Douglas A. McIntyre is the co-founder, chief executive officer and editor in chief of 24/7 Wall St. and 24/7 Tempo. He has held these jobs since 2006.

McIntyre has written thousands of articles for 24/7 Wall St. He is an expert on corporate finance, the automotive industry, media companies and international finance. He has edited articles on national demographics, sports, personal income and travel.

His work has been quoted or mentioned in The New York Times, The Wall Street Journal, Los Angeles Times, The Washington Post, NBC News, Time, The New Yorker, HuffPost USA Today, Business Insider, Yahoo, AOL, MarketWatch, The Atlantic, Bloomberg, New York Post, Chicago Tribune, Forbes, The Guardian and many other major publications. McIntyre has been a guest on CNBC, the BBC and television and radio stations across the country.

A magna cum laude graduate of Harvard College, McIntyre also was president of The Harvard Advocate. Founded in 1866, the Advocate is the oldest college publication in the United States.

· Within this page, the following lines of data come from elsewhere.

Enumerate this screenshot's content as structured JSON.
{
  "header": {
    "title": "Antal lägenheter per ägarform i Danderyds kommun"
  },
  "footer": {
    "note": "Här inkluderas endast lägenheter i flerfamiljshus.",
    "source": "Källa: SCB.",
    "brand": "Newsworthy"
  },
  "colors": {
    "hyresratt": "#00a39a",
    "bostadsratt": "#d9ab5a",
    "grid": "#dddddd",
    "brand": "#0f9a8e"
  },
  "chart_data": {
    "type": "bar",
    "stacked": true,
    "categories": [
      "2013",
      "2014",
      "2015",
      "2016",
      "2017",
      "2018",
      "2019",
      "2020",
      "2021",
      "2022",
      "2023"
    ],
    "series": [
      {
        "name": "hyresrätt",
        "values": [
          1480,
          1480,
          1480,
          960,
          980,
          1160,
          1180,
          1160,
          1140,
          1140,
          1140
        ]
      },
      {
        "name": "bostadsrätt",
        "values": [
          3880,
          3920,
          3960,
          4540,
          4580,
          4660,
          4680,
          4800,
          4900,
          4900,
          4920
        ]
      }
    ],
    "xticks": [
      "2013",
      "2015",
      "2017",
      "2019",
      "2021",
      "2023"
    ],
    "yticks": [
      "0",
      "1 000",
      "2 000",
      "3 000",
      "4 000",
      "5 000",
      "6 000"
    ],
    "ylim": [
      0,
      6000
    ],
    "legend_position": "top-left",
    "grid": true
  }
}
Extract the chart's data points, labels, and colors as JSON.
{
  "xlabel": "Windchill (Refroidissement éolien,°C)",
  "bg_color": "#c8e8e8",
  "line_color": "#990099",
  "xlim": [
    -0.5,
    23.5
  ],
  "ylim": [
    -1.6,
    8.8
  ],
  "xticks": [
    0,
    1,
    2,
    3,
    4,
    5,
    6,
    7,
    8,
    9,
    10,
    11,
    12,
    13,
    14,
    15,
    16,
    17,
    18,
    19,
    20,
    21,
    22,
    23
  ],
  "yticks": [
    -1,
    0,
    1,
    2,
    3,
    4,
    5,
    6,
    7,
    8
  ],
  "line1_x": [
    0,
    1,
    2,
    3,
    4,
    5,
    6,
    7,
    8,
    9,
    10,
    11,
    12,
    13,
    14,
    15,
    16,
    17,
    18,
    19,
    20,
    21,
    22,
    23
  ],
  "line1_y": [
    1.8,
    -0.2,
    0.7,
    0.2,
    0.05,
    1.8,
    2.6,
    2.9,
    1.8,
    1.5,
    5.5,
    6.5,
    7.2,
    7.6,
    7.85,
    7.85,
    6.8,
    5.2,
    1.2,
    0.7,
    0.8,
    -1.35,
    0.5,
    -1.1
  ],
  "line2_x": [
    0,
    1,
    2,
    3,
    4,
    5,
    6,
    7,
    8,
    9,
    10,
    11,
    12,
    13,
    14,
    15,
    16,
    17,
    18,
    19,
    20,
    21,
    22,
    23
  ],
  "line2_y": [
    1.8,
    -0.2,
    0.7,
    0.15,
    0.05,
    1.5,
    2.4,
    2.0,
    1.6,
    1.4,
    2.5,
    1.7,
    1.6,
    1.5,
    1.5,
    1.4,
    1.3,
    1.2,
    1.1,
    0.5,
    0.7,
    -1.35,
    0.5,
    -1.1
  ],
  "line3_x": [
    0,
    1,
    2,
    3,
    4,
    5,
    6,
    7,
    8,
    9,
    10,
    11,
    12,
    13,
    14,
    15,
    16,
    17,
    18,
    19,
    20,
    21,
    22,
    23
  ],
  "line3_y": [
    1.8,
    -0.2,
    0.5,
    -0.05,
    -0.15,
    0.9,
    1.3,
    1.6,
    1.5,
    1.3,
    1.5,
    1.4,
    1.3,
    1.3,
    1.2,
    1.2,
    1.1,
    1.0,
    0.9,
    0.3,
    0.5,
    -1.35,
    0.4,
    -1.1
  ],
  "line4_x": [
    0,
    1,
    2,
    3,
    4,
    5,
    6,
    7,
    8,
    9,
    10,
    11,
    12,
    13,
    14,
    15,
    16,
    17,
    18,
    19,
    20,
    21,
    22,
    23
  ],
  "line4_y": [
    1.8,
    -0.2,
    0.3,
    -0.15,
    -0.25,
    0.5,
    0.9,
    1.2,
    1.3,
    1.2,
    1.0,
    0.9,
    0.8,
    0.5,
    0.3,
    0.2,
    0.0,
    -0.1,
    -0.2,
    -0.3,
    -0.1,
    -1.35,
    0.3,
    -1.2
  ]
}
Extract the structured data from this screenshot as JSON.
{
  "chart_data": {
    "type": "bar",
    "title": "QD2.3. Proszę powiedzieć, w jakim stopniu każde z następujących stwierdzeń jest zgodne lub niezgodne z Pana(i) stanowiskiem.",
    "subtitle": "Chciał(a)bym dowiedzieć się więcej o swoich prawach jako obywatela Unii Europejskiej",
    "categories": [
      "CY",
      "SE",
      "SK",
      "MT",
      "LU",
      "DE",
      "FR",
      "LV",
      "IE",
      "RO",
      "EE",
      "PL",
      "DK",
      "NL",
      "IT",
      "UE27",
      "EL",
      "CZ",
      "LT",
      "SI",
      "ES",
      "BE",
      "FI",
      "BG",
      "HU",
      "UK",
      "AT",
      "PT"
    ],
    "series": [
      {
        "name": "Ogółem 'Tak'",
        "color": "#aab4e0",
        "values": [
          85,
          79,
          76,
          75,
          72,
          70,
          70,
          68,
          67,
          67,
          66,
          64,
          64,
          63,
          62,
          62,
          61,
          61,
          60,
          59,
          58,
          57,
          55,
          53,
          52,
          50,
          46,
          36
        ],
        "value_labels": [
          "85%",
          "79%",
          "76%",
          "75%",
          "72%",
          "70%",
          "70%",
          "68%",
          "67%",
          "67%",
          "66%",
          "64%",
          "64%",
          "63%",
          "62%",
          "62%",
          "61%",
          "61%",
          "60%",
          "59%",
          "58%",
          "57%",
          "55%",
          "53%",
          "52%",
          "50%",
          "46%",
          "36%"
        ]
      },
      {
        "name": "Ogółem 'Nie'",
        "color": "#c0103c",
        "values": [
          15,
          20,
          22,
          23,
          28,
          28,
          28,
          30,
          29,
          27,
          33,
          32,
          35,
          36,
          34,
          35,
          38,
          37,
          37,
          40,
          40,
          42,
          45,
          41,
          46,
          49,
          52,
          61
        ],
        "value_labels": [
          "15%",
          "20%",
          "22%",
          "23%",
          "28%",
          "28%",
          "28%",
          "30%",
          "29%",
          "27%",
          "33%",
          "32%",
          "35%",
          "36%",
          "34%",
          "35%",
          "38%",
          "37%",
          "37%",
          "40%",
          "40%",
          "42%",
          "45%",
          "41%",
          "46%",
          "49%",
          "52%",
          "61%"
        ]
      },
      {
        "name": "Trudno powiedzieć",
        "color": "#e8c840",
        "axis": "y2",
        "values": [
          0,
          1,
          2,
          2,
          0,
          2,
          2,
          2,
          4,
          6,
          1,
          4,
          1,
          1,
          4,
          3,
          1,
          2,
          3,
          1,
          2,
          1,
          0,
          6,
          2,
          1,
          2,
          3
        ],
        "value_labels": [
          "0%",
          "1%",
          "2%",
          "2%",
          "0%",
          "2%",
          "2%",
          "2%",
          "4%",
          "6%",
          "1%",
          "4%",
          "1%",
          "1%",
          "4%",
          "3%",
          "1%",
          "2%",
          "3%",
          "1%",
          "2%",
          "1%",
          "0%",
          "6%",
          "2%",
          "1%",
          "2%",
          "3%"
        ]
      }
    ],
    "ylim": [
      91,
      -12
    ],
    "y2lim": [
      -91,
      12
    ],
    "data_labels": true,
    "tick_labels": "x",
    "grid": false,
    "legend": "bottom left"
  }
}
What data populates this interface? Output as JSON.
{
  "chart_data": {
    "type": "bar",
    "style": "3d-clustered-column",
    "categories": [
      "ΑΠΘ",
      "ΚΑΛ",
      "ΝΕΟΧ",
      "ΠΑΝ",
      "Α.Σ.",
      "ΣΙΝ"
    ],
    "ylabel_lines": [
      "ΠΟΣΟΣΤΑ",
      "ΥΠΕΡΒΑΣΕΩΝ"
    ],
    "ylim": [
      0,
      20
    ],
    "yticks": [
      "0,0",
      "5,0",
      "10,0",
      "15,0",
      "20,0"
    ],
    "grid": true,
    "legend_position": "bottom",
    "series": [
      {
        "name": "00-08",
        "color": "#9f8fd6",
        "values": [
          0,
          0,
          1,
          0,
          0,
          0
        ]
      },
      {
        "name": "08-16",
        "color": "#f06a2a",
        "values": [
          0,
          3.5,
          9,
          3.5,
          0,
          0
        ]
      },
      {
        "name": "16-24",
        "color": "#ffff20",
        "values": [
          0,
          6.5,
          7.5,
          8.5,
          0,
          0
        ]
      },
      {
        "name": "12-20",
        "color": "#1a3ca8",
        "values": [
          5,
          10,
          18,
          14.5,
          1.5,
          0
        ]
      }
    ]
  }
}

TheStreet.com, Comps.com and Edgar Online are some of the public companies for which McIntyre served on the board of directors. He was a Vicinity Corporation board member when the company was sold to Microsoft in 2002. He served on the audit committees of some of these companies.

McIntyre has been the CEO of FutureSource, a provider of trading terminals and news to commodities and futures traders. He was president of Switchboard, the online phone directory company. He served as chairman and CEO of On2 Technologies, the video compression company that provided video compression software for Adobe’s Flash. Google bought On2 in 2009.